Namun demikian, SINTA masih harus running untuk bisa menjadi “successor paradigm” yang
bersetara dengan Scopus atau ISI Web of Science. Apalagi, hingga saat ini SINTA masih berusia
kurang dari lima tahun (balita). Artinya, perjuangan SINTA di arena tarung akademik masih
cukup panjang. Peluang masih terbuka luas, dan tentu saja dukungan seluruh dosen dan tenaga
peneliti Indonesia sangat diperlukan untuk pada akhirnya mencapai konsensus bersama atas
paradigma baru “apa itu jurnal ilmiah bereputasi”.

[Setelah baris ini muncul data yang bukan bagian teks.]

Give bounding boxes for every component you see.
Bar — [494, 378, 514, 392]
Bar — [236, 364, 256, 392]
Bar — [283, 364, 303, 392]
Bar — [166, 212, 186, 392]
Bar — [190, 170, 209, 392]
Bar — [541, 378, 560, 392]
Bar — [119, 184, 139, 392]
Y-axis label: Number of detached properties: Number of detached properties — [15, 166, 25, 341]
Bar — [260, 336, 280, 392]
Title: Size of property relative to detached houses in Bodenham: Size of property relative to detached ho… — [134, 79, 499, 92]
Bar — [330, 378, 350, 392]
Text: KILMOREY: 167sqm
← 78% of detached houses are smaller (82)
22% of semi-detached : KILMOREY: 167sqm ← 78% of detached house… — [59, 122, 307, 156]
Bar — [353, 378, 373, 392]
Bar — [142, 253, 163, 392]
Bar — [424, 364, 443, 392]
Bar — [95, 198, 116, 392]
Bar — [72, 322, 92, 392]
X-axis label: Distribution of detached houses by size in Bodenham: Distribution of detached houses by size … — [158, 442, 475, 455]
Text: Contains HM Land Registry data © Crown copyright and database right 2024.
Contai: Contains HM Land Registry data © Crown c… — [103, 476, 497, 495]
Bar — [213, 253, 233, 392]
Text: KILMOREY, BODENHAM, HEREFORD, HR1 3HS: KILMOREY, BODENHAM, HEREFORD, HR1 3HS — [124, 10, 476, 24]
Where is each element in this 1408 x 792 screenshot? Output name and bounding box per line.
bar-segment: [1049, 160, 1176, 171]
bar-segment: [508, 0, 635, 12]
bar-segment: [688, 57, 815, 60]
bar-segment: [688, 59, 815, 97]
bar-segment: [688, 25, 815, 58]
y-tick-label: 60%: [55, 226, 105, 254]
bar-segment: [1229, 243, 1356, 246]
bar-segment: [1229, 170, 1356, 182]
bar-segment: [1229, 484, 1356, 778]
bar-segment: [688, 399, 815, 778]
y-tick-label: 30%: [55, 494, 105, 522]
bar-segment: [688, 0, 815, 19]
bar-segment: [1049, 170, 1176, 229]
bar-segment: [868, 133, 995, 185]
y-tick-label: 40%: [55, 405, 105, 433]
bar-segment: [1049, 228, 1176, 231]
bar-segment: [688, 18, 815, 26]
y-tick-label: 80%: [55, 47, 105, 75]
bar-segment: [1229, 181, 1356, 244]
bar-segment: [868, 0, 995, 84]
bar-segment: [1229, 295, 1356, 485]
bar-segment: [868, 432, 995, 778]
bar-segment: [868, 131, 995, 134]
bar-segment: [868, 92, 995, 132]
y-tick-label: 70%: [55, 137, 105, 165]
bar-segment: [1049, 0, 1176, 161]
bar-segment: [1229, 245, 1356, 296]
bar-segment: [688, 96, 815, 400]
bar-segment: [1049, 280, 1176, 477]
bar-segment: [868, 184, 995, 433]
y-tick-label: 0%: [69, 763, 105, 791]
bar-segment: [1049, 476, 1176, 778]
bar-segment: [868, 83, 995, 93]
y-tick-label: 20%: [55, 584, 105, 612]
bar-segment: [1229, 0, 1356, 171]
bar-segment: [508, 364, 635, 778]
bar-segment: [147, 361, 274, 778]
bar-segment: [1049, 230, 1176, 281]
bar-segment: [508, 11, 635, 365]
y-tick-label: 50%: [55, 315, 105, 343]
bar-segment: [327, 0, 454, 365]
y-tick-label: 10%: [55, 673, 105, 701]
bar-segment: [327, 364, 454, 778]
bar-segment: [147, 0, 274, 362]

Dari persepektif teori difusi inovasi (Rogers, 1983) atau teori perubahan pendidikan (Fullan,
2007) pun, MJI melalui SINTA sebagai gagasan inovatif yang akan didifusikan kepada
lingkungan komunitas dosen dan peneliti Indonesia, harus memiliki atribut-atribut sebuah
inovasi, yaitu keunggulan relatif, kesesuaian, kompleksitas, keterujian, dan keteramatan. Kelima
prasyarat ini penting dan niscaya, agar tercapai konsensus bersama di kalangan komunitas
akademik terkait dengan makna baru (a new meaning) jurnal ilmiah bereputasi yang diajukan.
Jika tidak prasyarat ini tidak terpenuhi, mustahil MJI menjadi “successor paradigm.”

Apalagi, lazimnya dalam komunitas apapun, niscaya ada kelompok-kelompok penganut kekal
(enduring group) paradigma lama. Rogers menamakan mereka sebagai kelompok skeptis dan
tradisional. Kelompok mereka sangat sulit dan lambat untuk menerima gagasan baru,
betapapun inovatifnya, bahkan tak jarang mereka menolak sama sekali. Membangun
kepercayaan mereka atas atribut-atribut inovasi yang terdapat di dalam gagasan MJI dan SINTA
juga merupakan keniscayaan yang harus dipertarungkan.

Wallahu ‘alam.

Tangsel, 16 Desember 2021


_________________________
Penulis adalah Dosen prodi Pendidikan IPS FKIP, dan Sekretaris Lembaga Penelitian dan Pengabdian
kepada Masyarakat Universitas Terbuka (LPPM-UT).